The following was written by LIZ QUIRIN, editor of The Messenger, the newspaper of the Diocese of Belleville, Ill. It was written in 2009.
Bishop Stanley Schlarman grew into priesthood from the time he was a youngster growing up in St. Peter Cathedral Parish in Belleville. It just seemed natural.
His mother told him that from a very early age he was attentive to the Mass. “She always told me I was just riveted to the liturgy,” he said.
Later, his mother told him that she “had promised God my first two children I would give back to him as a priest and a nun,” he said.
Bishop Schlarman’s sister, Sister Pat Schlarman has been a member of the Adorers of the Precious Blood for more than 50 years taking her final vows as an Adorer while her brother was still a seminarian.
ttending St. Henry’s Seminary in Belleville was a happy time for him. “The Oblates encouraged you in whatever interested you; it was a great life,” he said.
After attending St. Henry’s for six years, then Bishop Albert R. Zuroweste decided to send a seminarian to Rome to study. He sent Stanley Schlarman.
He spent his next six years in Rome, with the first being “very difficult” mainly because of the Latin.
After three years, he went home for the summer. “It was hard to go back,” he said, but go back he did because “I felt called” to be a priest.
Ordained only to say Mass July 13, 1958 while still a seminarian, he was what was described at the time as a “house priest.” His parents, his uncle, Father Cyril Schlarman and Jack Wottowa, a second cousin who was traveling in Europe at the time attended his ordination.
Then Father Schlarman celebrated his first Mass at home July 14, 1959.
Suddenly, he was back in school taking classes so that he could teach that fall at Mater Dei High School in Breese.
He had eight periods a day that included freshman and sophomore religion classes, senior guidance and one study hall.
That first year “I hated teaching, but not to the point where it overwhelmed me; I just stayed a chapter ahead of the students.”
“In my second year, it just turned around and I fell in love with it,” he said. He remained at Mater Dei for 15 years.
While at Mater Dei he was a part-time associate at a number of surrounding parishes.
Father Schlarman went to see Bishop Zuroweste in 1974 to talk about his future. “I was not unhappy,” he said, “but I did become a priest to be a parish priest.”
He went to Cairo as pastor of St. Patrick’s for four years and was then ordained an auxiliary bishop for Belleville in 1979.
He took as his motto: “Who is a rock but our God?” from Psalm 18.
In 1983 he was named bishop of the Diocese of Dodge City, Kan., where he remained until 1998 when he returned to the Diocese of Belleville.
“When I came home from Dodge City I was worn out,” Bishop Schlarman said.
After a three-month hiatus from ministry, he became involved in prison ministry again.

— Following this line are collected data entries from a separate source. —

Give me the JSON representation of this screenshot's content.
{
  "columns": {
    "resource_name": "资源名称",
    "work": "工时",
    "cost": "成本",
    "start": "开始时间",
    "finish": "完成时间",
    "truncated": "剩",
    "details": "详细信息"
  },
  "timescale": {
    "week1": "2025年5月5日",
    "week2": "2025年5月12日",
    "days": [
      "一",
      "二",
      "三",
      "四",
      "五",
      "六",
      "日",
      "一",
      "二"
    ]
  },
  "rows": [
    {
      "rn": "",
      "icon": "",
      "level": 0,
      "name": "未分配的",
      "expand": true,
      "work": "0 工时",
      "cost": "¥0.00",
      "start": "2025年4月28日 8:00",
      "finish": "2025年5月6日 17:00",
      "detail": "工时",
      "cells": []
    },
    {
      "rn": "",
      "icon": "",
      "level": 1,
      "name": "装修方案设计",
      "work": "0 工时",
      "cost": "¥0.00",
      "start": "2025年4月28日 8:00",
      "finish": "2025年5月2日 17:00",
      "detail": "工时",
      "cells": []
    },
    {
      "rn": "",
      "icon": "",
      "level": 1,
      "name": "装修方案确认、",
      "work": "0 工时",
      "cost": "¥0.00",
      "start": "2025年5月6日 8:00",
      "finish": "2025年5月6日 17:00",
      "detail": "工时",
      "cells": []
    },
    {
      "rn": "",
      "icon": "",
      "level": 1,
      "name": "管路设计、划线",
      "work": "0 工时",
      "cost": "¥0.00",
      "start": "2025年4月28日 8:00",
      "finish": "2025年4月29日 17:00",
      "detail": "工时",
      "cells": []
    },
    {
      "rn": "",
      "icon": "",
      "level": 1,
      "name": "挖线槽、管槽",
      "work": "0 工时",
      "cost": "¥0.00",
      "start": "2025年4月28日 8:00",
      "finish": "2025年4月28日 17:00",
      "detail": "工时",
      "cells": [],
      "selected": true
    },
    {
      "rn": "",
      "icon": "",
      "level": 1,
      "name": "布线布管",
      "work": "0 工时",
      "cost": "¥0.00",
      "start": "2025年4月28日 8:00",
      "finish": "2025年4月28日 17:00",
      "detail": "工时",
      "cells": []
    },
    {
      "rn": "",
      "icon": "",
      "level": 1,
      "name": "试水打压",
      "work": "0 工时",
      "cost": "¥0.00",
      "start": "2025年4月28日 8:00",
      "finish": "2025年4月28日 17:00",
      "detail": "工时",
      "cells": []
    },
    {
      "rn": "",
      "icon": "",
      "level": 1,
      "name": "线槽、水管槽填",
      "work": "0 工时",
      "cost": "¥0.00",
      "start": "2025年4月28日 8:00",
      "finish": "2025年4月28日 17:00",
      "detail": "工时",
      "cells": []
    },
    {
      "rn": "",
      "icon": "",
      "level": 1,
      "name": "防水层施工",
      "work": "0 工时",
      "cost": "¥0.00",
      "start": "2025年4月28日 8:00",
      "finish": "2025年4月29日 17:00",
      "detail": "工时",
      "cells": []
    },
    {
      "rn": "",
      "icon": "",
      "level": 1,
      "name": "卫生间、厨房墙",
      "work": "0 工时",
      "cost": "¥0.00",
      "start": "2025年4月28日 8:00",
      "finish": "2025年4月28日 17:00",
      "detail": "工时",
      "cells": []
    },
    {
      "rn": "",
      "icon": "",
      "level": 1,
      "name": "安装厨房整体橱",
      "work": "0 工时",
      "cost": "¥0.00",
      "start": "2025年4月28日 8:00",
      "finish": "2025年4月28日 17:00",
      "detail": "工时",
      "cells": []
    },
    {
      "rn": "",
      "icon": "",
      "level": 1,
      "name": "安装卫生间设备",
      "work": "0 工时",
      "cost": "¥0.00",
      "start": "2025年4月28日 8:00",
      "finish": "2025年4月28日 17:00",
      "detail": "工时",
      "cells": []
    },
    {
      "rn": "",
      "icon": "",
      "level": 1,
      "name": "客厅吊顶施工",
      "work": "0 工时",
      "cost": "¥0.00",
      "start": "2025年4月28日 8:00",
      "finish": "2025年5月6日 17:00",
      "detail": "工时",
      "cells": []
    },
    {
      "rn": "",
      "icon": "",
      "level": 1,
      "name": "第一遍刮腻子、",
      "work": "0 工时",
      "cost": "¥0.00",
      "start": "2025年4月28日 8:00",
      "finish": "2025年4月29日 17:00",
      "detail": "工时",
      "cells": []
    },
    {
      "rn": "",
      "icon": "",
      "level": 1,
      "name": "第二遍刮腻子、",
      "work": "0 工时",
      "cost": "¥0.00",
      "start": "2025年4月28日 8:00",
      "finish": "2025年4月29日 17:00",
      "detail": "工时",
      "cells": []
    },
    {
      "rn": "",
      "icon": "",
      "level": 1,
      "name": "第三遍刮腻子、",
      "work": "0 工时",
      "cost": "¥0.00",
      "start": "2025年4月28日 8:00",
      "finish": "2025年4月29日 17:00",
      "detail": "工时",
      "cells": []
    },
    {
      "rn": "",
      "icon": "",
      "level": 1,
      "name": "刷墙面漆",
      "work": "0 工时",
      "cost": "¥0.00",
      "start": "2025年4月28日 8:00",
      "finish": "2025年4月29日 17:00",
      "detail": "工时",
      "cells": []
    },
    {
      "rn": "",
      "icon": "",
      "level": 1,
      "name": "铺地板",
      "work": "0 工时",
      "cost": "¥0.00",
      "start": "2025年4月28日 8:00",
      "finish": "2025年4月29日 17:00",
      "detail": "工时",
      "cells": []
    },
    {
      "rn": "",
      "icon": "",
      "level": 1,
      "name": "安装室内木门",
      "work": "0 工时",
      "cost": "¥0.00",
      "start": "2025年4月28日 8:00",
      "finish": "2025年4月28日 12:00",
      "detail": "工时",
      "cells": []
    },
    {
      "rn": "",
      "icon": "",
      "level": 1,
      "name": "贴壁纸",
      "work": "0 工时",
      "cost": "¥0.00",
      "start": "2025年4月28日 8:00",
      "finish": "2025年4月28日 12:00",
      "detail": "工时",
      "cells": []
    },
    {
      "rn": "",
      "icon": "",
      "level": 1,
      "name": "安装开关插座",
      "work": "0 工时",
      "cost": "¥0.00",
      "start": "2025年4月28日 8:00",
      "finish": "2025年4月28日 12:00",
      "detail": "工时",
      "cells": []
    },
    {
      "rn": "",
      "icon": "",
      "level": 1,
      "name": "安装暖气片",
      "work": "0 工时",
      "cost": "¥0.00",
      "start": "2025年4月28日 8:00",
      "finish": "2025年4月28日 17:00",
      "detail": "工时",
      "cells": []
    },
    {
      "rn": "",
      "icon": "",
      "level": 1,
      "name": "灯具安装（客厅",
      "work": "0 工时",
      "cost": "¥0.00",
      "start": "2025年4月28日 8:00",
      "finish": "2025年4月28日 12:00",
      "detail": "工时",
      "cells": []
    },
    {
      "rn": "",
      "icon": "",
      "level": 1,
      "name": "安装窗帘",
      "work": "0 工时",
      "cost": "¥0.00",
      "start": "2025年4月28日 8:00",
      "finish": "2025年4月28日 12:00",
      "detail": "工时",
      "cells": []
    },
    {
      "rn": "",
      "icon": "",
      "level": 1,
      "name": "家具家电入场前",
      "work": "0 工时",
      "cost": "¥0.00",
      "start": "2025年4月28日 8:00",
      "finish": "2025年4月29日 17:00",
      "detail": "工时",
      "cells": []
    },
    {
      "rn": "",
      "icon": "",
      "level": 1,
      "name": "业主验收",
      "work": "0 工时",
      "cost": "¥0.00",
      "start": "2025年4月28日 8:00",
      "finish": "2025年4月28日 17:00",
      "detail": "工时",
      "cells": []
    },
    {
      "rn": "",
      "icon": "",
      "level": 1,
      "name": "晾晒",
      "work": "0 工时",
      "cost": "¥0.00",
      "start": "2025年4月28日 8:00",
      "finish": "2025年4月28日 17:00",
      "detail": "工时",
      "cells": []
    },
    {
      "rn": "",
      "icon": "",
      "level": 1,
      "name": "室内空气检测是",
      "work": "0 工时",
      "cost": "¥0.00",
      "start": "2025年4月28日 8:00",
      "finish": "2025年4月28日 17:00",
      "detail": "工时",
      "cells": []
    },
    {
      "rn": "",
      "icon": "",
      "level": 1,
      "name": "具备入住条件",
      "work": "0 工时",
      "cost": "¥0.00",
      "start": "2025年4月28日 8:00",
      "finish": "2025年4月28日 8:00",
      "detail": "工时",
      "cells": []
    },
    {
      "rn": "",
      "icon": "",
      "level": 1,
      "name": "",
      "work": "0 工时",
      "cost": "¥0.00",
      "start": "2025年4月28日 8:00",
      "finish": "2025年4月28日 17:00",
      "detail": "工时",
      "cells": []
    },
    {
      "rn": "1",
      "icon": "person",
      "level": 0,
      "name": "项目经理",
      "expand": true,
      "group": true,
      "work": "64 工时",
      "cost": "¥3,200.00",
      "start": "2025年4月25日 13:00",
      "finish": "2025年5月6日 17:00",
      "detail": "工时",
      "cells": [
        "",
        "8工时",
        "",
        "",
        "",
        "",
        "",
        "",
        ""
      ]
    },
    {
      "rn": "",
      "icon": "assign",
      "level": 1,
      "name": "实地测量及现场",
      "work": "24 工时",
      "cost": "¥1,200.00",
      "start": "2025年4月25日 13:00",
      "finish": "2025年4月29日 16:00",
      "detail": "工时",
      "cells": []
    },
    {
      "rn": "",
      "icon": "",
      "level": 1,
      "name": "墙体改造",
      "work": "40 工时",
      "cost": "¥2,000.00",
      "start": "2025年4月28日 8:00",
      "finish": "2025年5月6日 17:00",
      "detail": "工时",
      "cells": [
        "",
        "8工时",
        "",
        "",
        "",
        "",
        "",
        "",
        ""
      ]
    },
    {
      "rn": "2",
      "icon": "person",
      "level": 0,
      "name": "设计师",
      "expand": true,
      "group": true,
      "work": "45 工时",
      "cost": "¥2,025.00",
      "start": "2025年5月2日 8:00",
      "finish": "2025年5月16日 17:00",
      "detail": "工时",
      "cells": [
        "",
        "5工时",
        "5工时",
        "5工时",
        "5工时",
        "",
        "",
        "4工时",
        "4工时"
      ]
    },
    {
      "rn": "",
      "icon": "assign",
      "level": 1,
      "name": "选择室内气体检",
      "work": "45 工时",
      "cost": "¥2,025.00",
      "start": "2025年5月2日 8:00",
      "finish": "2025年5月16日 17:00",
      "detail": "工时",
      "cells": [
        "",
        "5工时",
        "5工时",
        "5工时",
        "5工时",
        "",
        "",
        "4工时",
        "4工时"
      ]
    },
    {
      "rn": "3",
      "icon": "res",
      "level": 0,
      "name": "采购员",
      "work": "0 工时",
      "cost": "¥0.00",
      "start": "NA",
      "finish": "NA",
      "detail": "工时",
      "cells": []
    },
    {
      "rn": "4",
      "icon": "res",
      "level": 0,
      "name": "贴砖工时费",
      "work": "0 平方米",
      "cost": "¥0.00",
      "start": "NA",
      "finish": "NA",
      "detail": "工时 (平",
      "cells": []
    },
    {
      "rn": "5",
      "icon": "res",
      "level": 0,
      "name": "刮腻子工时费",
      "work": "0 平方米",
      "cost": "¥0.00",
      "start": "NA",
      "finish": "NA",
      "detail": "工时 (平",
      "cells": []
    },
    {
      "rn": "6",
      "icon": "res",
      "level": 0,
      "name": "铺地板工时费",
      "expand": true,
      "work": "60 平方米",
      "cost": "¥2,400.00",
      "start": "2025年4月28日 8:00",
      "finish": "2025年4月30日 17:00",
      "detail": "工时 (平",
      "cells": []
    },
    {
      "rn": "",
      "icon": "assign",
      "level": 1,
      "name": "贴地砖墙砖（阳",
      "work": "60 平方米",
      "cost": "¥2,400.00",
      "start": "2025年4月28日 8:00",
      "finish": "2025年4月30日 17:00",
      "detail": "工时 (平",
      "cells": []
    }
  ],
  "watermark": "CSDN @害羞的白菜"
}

Then, Bishop Joseph Imesch of Joliet asked for his help, and in 2003 he went there to become the Vicar for Priests.
In 2006 he returned to Belleville to become the Vicar for Priests of this diocese, a post that he continues to hold.
Bishop Schlarman has increased his prison ministry at Menard with weekly liturgies most weeks and monthly visits to the medium security prison there and the mental health facility as well.
Why does he continue this ministry? “It’s always rewarding,” he said.
Over his years as a priest, Bishop Schlarman said he has increasingly become aware of the power and importance of prayer.
“I realized 30 years ago when I became a bishop, the need to devote more time to prayer. I’m convinced this leads a priest to selfless service for as long as he can do it.”
As he continues to move forward, Bishop Schlarman takes a moment to look back over his 50 years as a priest.
“I love the priesthood and the priests of this diocese,” he said “I would never have done anything different from what God has asked me to do.”